Expo 67, qui a marqué de spectaculaire façon l'ouverture du Québec sur le monde, a beaucoup offert en matière d'innovation technologique au cinéma. En fait, c'était l'un des buts de cette historique entreprise appelée Terre des Hommes.

«On nous encourageait à innover, ce qui est assez rare pour des cinéastes», disait hier Greame Ferguson, réalisateur du documentaire La vie polaire/Polar Life, l'un des films les plus innovateurs parmi la pléthore - on parle de plus de 5000 - de documents que les visiteurs de l'Exposition universelle de Montréal ont pu voir sur écran entre avril et octobre 1967.

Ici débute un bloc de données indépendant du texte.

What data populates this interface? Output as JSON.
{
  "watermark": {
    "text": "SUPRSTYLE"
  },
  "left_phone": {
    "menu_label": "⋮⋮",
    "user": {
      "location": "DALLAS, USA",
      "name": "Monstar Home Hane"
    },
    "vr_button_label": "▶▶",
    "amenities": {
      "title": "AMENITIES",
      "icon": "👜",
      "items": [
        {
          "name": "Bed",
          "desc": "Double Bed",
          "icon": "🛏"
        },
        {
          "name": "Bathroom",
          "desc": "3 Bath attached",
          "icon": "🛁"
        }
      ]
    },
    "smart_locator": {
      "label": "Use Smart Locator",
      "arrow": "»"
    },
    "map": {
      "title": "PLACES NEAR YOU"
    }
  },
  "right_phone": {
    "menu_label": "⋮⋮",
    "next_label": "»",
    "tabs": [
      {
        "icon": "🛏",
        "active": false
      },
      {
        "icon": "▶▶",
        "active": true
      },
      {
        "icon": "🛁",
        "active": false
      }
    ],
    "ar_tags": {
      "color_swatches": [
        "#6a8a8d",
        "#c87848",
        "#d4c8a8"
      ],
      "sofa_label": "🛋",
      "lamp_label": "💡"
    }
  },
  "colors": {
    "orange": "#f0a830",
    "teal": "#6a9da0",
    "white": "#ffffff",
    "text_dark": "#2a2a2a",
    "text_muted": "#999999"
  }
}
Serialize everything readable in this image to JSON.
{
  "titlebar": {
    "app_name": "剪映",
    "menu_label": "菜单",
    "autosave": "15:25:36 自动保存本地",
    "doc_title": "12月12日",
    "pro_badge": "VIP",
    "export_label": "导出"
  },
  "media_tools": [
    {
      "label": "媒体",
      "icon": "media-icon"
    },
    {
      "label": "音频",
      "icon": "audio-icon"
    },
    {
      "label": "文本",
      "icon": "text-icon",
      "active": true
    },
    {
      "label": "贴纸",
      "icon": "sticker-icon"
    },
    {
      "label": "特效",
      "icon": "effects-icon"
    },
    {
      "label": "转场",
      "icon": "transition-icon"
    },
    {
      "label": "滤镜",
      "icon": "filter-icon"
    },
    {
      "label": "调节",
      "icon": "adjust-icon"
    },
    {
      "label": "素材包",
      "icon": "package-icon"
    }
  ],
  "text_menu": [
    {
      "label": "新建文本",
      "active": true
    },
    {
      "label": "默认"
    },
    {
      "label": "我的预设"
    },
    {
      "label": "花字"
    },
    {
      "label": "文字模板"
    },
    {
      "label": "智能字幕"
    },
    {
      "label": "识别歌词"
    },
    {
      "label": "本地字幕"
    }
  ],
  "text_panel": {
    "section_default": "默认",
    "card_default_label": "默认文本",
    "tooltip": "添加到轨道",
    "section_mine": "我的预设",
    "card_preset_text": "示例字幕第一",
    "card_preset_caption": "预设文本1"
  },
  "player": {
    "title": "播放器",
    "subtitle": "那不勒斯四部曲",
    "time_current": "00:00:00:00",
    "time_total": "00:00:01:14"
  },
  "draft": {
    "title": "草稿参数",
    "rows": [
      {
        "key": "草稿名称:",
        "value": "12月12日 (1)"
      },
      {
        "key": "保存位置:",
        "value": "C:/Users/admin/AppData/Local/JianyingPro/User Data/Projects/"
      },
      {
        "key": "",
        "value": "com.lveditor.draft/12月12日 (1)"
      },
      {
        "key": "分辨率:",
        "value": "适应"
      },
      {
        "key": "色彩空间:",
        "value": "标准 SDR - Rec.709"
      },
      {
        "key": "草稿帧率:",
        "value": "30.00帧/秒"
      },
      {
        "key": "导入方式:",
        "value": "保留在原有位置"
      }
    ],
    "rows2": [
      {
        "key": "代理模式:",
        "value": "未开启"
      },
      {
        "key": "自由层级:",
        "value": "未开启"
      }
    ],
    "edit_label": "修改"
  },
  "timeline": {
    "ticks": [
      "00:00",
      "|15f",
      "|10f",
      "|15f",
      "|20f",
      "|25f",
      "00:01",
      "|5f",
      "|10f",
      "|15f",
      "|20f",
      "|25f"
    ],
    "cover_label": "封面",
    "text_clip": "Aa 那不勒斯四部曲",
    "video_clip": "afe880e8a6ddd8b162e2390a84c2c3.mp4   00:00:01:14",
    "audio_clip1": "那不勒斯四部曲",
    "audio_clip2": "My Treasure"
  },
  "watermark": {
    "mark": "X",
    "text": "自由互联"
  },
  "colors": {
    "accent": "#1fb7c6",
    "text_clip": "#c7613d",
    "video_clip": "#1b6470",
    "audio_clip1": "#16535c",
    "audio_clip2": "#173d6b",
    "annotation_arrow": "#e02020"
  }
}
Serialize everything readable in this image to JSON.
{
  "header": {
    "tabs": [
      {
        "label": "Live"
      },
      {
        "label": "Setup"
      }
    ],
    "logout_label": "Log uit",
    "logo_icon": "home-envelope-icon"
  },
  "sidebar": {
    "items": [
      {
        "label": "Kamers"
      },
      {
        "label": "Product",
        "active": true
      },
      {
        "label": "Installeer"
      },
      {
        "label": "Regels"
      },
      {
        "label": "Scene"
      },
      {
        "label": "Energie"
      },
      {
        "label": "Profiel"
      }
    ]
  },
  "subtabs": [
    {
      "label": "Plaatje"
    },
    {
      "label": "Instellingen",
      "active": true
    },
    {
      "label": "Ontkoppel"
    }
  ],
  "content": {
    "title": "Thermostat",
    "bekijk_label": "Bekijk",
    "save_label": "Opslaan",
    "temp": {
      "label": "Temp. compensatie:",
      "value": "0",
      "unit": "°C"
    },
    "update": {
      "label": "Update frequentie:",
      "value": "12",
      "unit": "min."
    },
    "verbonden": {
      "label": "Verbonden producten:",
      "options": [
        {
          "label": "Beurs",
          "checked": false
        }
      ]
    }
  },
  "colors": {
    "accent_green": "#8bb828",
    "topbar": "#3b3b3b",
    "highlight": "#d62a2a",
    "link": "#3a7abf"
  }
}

M. Ferguson était à la Cinémathèque québécoise - «le musée de l'image en mouvement à Montréal» - pour la projection de la version rénovée de son film, un projet dirigé par son fils Monro. Version rénovée à l'ONF, là même où la partie laboratoire de La vie polaire avait été réalisée il y a un demi-siècle, qui permet de recréer «l'expérience audiovisuelle pionnière du film».

Ceux qui sont allés au pavillon L'Homme interroge l'univers en 1967 s'en souviendront probablement: les spectateurs étaient assis sur un plateau qui tournait sur 360 degrés pendant que le film de 18 minutes était projeté sur 11 écrans dont ils ne voyaient que trois écrans à la fois; quatre groupes différents de spectateurs visionnaient le film en même temps.

On voulait que le film rénové «voyage» d'ici 2017, année qui marquera le cinquantenaire d'Expo 67 (et le bicentenaire du Canada et le 375e anniversaire de Montréal); il n'était donc pas question de recréer le plateau tournant. Comme on pourra le voir, gratuitement, dans la salle Norman-McLaren de la Cinémathèque jusqu'au 2 novembre, la version numérique format 4K de La vie polaire est projetée sur trois écrans incurvés sur 90 degrés, ce qui représente 100% du champ visuel original. Expérience pionnière...

Bobines retrouvées

Les couleurs sont brillantes et l'image, d'une netteté parfaite: franchement, on n'a nullement l'impression de voir un film vieux de 50 ans... qui a longtemps été considéré comme «perdu». C'est l'autre belle histoire.

Monika Kin Gagnon dirige CINEMAexpo67, un projet de recherche commun lancé en 2006 par l'Université Concordia - où elle enseigne au département de communication - et l'Université York de Toronto. Les chercheurs sont vite tombés sur les files d'attente devant l'entrée du pavillon L'Homme interroge l'univers pendant l'Expo, ont retrouvé maints exemplaires de La vie polaire, mais pas de trace du négatif ni de «l'interpositif», sans lequel aucune rénovation sérieuse ne pouvait être entreprise.

Mais voilà qu'un jour qu'elle révisait les listes des films que la Ville de Montréal avait légués à la Cinémathèque en 1996, l'archiviste Stéphanie Côté a retrouvé les 11 bobines de l'interpositif de La vie polaire au dépôt de Boucherville. S'est alors engagée une collaboration quadripartite - Cinémathèque-ONF-CINÉMAexpo67-Ville de Montréal - qui fait se rencontrer les compétences personnelles et institutionnelles ainsi que les ressources idoines, indispensables au succès de pareille entreprise.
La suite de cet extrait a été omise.